Todo esto se lo conté también a Octavia, por supuesto, pero mucho tiempo después. En cambio, a los pocos días, se lo estaba contando ya, entre mil cosas más, al inolvidable José Luis Llobera, a ese gran médico a cuyo consultorio llegué tras haber sido ego vox clamantis in desertum, y gracias a las gestiones de aquellos extraordinarios amigos, los Feliu. Y en cuanto al incidente con el monstruo, que terminó cuando Bryce Echenique le pidió permiso a Inés para noquearme, y me noqueó, es poco y muy lógico lo que queda por decir. Tal vez el lector no le parezca tan lógico (en ese caso puede siempre atribuirlo a la vida exagerada de Martín Romaña), pero tras habernos expulsado esa misma tarde, madame Labru se presentó a la mañana siguiente, con un buen parche en la cabeza, a decirnos que iba a esperar a que pasara el verano para expulsarnos, ella no podía perderse así nomás tres meses de alquiler. No nos expulsó, tampoco, pasado el verano,[5] y además nunca volví a subir por la escalera, ni a cuidarle a Bibí, ni me volvió a gritar ni nada. Esta última parte se la debo ya al doctor Llobera, que con gran habilidad y no menos humor, me aconsejó entrar y salir, tres veces por semana, con la máquina de escribir en la mano.
El doctor Llobera era un hombre de mundo. Me caló de entrada, y como también había vivido en París, no le fue nada difícil imaginar situaciones y encontrar soluciones. Sí, tres veces por semana y que ella lo vea, un excelente recordaris, una excelente solución para este aspecto del problema.

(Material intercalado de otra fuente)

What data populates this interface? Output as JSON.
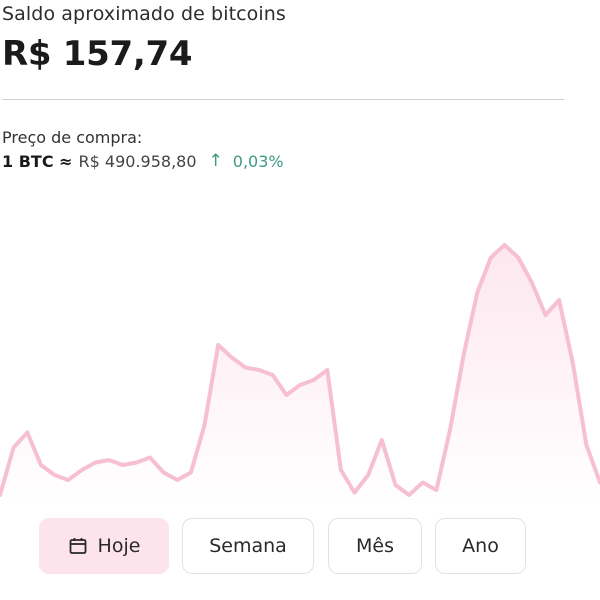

Lo otro, claro, será largo, Martín, porque usted debió venir mucho antes, aunque esa pregunta que me acaba de hacer revela enormes deseos de vivir, y muchos recursos para lograrlo. Hizo bien Bryce Echenique en noquearlo a usted. Hizo usted bien en tomarse todos esos valiums, no bien despertó. Y realmente fue una gran idea la de aquel SOS, como le gusta a usted llamarlo. Su caso me interesa. Se trata, si desea usted saber el nombre, de una depresión neurótica muy fuerte, agravada por una falta total de agresividad ante el mundo. Pero, no se asuste, esto va a caminar, ya lo verá usted (inútil decir que ya yo estaba bañado en lágrimas y encontrándole un enorme parecido con mi padre y mi abuelo y deseando quedarme a comer en su casa o algo así). Y en cuanto a esa mujer, se lo repito, y por favor créame: basta con que usted pase tres veces a la semana delante de ella con la máquina de escribir. Procure que sea la misma, incluso, salvo que la haya destrozado usted.
No, por desgracia no había logrado destrozarla, no me dieron tiempo, pero me hizo tanta gracia la receta del doctor Llobera, que no pude evitar soltarle, algo irrespetuosamente, creí, porque acababa de conocerlo, la primera idea que asaltó mi mente.
—Sí, doctor: tres veces a la semana. Pero normalmente hay horarios: ¿antes del desayuno, del almuerzo o de la comida?
Mi pregunta revelaba enormes deseos de vivir.